If MOX fuel were to be used in breeder reactors to produce more plutonium—a common goal for reprocessing programs—then the economics are even more adverse because of the higher capital costs associated with breeder reactors. A 2010 report by the International Panel on Fissile Materials examined the efforts to commercialise fast breeder reactors in six countries and showed how cost and reliability problems defeated these efforts. As a result, their development has been abandoned in Europe, Japan and the United States. France gave up on breeders and is using its separated plutonium in light water reactors, resulting in a cost increase for nuclear power (According to an official report to the French Prime Minister in 2000, the cost increase over a 45-year life for France’s current nuclear power reactors would be 166 billion French Francs, which I translated to around $34 billion.
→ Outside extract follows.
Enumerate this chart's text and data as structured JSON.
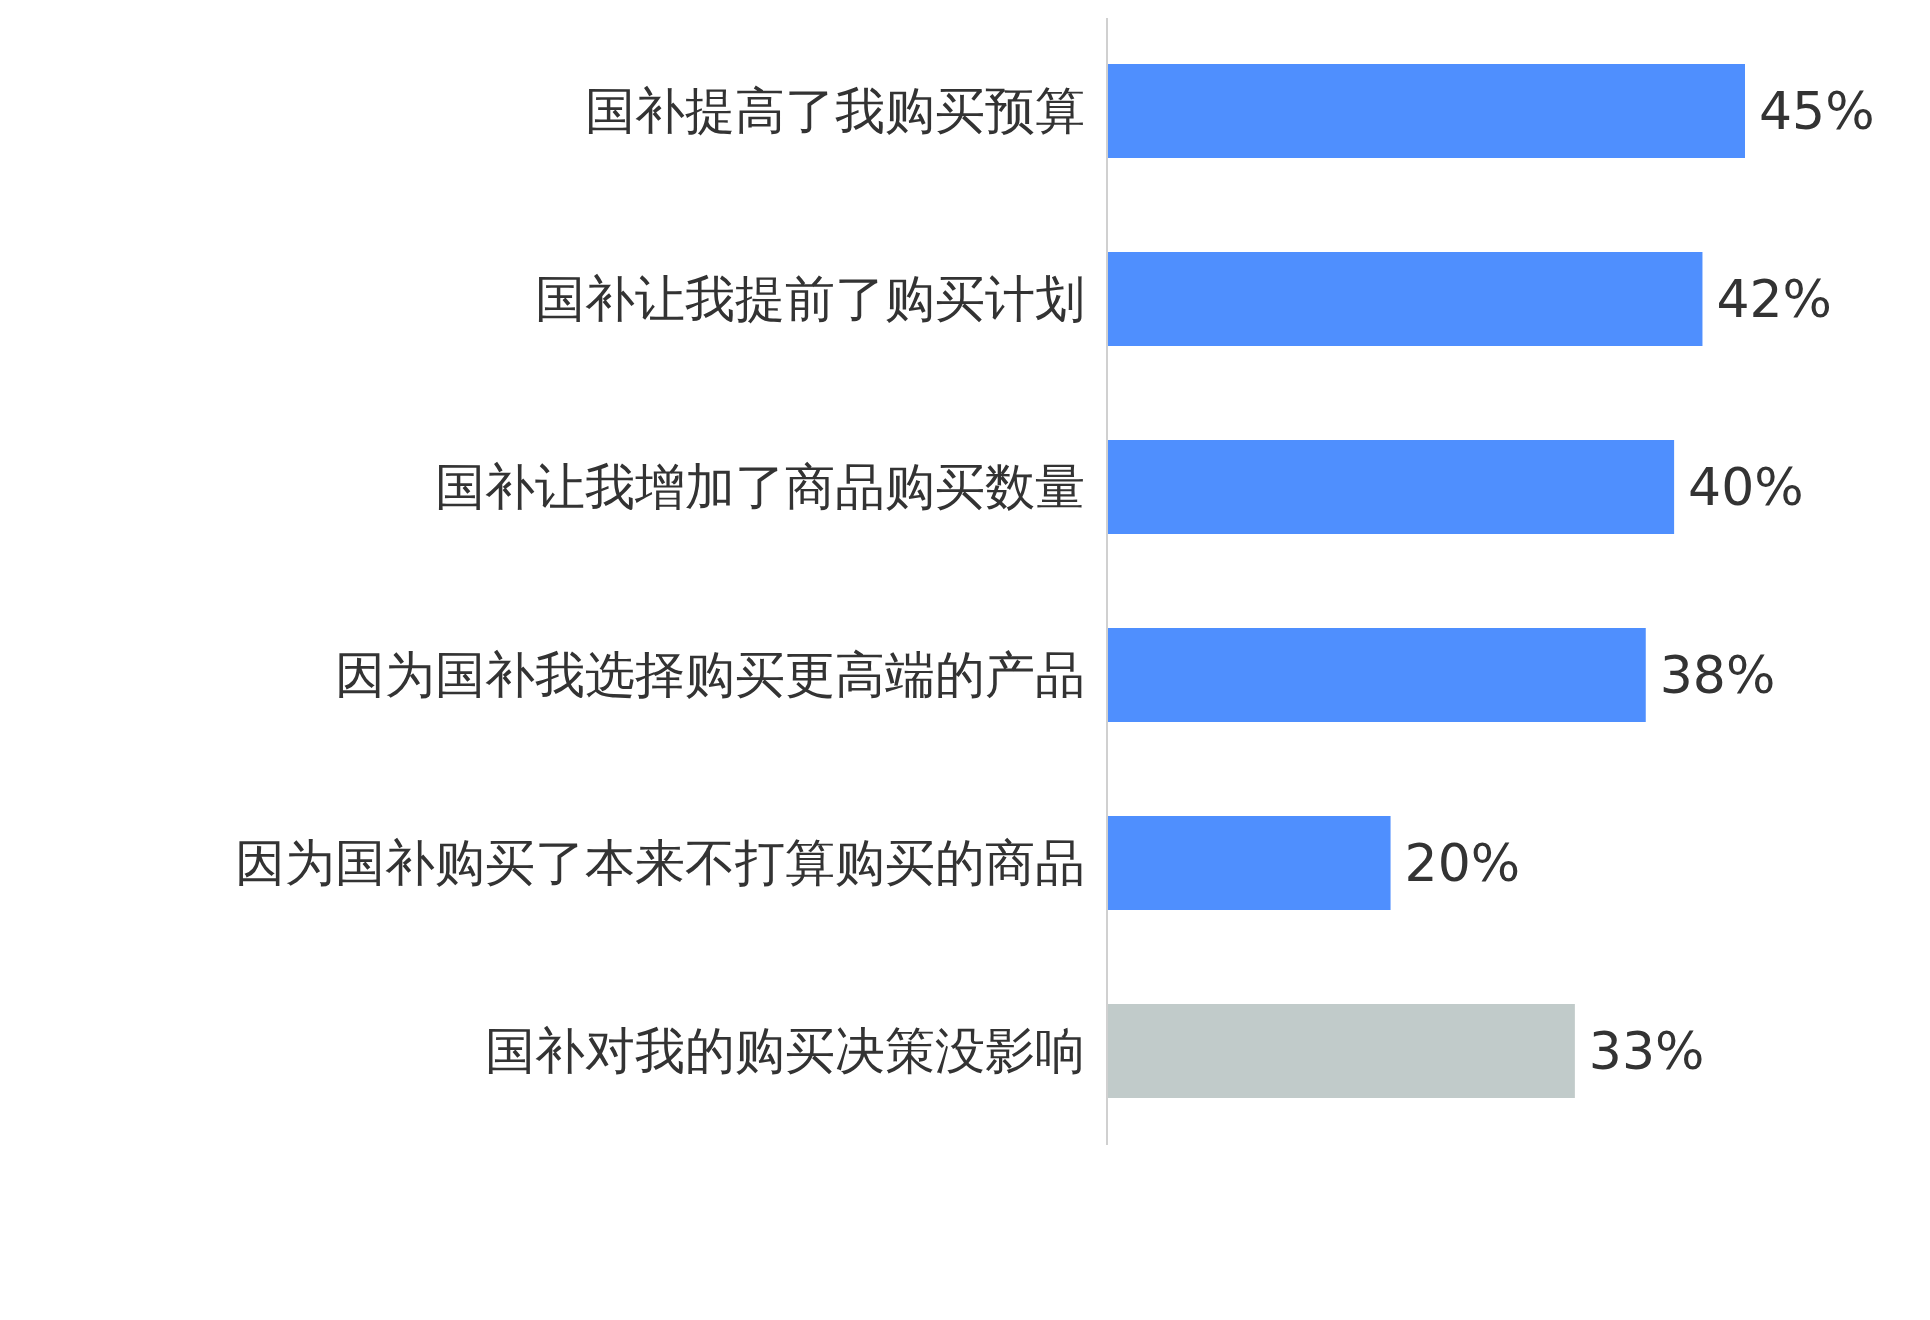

See Appendix: Managing Spent Fuel in the United States: The Illogic of Reprocessing (International Panel on Fissile Materials).

If China goes ahead with its plans for reprocessing, it could end up the prisoner of a costly and inefficient programme for dealing with spent fuel. The political scientist William Walker has used the term “entrapment” to characterise the British government’s inability to extricate itself from the operation of the costly and inefficient Thermal Oxide Reprocessing Plant at Sellafield for more than twenty years, even though there was a “radical change in the market for its products” and direct disposal had come to be seen as advantageous (For an excellent book on the politics involved see: William Walker, Nuclear Entrapment: THORP and the politics of commitment, Institute for Public Policy Research, 1999). 

The nuclear fuel managers of Japan’s three largest facilities told one of us in 1993 that they too would like to abandon reprocessing but had been “trapped” by the agreements that they had made with the national government and the local governments that hosted their nuclear power plants. The French national utility, Électricité de France, is fighting to reduce the high costs of its reprocessing contract with AREVA. It would therefore be wise for China to eschew reprocessing spent fuel.